Aykut'lardan ciktiktan sonra, buz gibi bir havada dolmus duraklarina dogru yurumeye basladim. Yol uzerinden gazetemi aldim dolmusta okurum diye. Dolmusa vardigimda zaten 3 kisinin hali hazirda dolmusta oldugunu gormek beni biraz sasirtti. Ne isleri oldugunu dusunmeden edemedim. Kapiyla acisal olarak direkt temasa girmeyecegim bir koltuk secerek, ona kuruldum. Dolmus hareket etmeden on sayfayi bitirmistim. Eklere gecmeye karar verdim. Ilk eki okurken uyuyakalmisim. Gozlerimi actigimda Sihhiye Koprusu'ndeydim. Saate baktim. Nasil yani dedim? 2 saatte ancak Sihhiye'ye mi gelebildik? Hem de ters yonden. Uyandigimi goren sofor, bos dolmusta sesini yankilatmak istermiscesine bagirarak, "Ooo, gunaydin hocam!" dedi. Gunaydin dedim. Suratindaki pis siritisa maruz kalmamak icin goz temasi kurmamaya dikkat ediyordum. "Otur, otur." dedi. "Donucez nasilsa okula birazdan." Adamin bu rahatligina ben de guldum. "Uyuyakalmisim." dedim. "Cok oldu mu?" Rahat etmemi saglamak istercesine basiyla hayir isareti yapti. Oturdum tekrar koltuga. Actim gazetemi, okumaya devam ettim.
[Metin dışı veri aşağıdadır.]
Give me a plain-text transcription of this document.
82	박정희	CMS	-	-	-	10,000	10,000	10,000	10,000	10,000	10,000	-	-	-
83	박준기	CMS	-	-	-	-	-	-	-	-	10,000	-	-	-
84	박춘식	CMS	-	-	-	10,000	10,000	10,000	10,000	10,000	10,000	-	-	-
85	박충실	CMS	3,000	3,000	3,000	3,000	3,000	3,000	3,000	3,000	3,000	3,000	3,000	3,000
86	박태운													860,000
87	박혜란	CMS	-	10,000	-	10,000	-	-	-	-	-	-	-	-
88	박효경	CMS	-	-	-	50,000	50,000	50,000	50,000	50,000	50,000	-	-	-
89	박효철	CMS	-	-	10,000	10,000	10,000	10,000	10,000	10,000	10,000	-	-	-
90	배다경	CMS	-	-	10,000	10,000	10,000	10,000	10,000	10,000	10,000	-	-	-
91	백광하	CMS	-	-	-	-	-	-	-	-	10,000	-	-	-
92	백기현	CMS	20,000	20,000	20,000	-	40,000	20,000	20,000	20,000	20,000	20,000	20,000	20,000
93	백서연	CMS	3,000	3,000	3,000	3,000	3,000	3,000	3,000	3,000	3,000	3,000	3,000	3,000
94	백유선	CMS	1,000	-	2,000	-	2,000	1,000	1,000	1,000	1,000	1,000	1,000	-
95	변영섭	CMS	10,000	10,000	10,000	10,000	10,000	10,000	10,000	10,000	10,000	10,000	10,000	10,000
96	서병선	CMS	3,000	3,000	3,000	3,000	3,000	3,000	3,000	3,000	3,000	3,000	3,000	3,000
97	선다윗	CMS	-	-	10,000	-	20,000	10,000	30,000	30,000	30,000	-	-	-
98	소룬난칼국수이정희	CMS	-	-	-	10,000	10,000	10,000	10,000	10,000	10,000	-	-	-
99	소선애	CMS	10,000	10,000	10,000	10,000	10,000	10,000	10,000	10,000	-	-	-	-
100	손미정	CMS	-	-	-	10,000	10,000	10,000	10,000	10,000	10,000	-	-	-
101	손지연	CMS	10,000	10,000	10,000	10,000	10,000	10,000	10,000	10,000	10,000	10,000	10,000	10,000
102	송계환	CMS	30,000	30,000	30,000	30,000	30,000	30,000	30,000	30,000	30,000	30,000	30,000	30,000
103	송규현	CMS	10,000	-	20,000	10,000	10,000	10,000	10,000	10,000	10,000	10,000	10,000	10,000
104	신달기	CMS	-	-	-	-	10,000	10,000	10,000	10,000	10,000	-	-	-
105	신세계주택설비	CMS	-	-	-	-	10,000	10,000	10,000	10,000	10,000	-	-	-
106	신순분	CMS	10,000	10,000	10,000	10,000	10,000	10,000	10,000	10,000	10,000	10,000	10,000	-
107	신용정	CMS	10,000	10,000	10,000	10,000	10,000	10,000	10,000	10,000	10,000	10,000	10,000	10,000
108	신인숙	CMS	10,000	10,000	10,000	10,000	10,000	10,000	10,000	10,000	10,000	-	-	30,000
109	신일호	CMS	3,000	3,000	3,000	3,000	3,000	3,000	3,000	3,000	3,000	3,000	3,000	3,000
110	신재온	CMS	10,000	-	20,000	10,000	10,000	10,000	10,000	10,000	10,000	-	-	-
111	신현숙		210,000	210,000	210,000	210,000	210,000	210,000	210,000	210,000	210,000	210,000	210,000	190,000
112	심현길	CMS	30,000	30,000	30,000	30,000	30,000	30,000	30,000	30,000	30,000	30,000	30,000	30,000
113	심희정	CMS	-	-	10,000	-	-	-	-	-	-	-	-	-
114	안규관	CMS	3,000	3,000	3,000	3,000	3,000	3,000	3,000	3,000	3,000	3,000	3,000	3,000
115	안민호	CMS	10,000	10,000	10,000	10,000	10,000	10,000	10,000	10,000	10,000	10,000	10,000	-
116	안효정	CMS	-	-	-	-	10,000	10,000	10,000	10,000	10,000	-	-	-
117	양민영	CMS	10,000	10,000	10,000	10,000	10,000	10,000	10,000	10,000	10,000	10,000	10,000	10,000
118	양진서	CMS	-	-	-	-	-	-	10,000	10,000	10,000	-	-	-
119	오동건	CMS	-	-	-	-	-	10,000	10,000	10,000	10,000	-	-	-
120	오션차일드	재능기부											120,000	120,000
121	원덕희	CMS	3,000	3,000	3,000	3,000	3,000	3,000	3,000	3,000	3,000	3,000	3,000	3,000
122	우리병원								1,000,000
Ogrendim ki, "magister" diye bir kelime var.

Yazan: Kantinden aldigi karisik tostlari mideye indirmis bulunan denemecan.

"Karisik tostlar?!" dediginizi duyar gibi oluyorum. auahauahahau

Kalktim ben. Cikiyorum simdi.

Bu seneye de, her seneki gibi, garip bir gazla basladim sanirim. Erken yatmalar, duzenli hayat zirvalari...

Kalktim simdi tam 7'de. Benim icin neredeyse yatma saati bu saat 2008 ortalamama gore.

Cikiyorum Nob'lardan. Okula gidecegim. Kahvalti edecegim. Belki biraz film-dizi falan izler sonra da jeoloji calisirim. Belli olmaz o. Buradan Canan Saka'ya seslenmek istiyorum. Ben seni arayacagim dedigimde gun belirtmedim ki. Ona gore konus. Hadi hoscakalin, okula varinca bildiririm yine.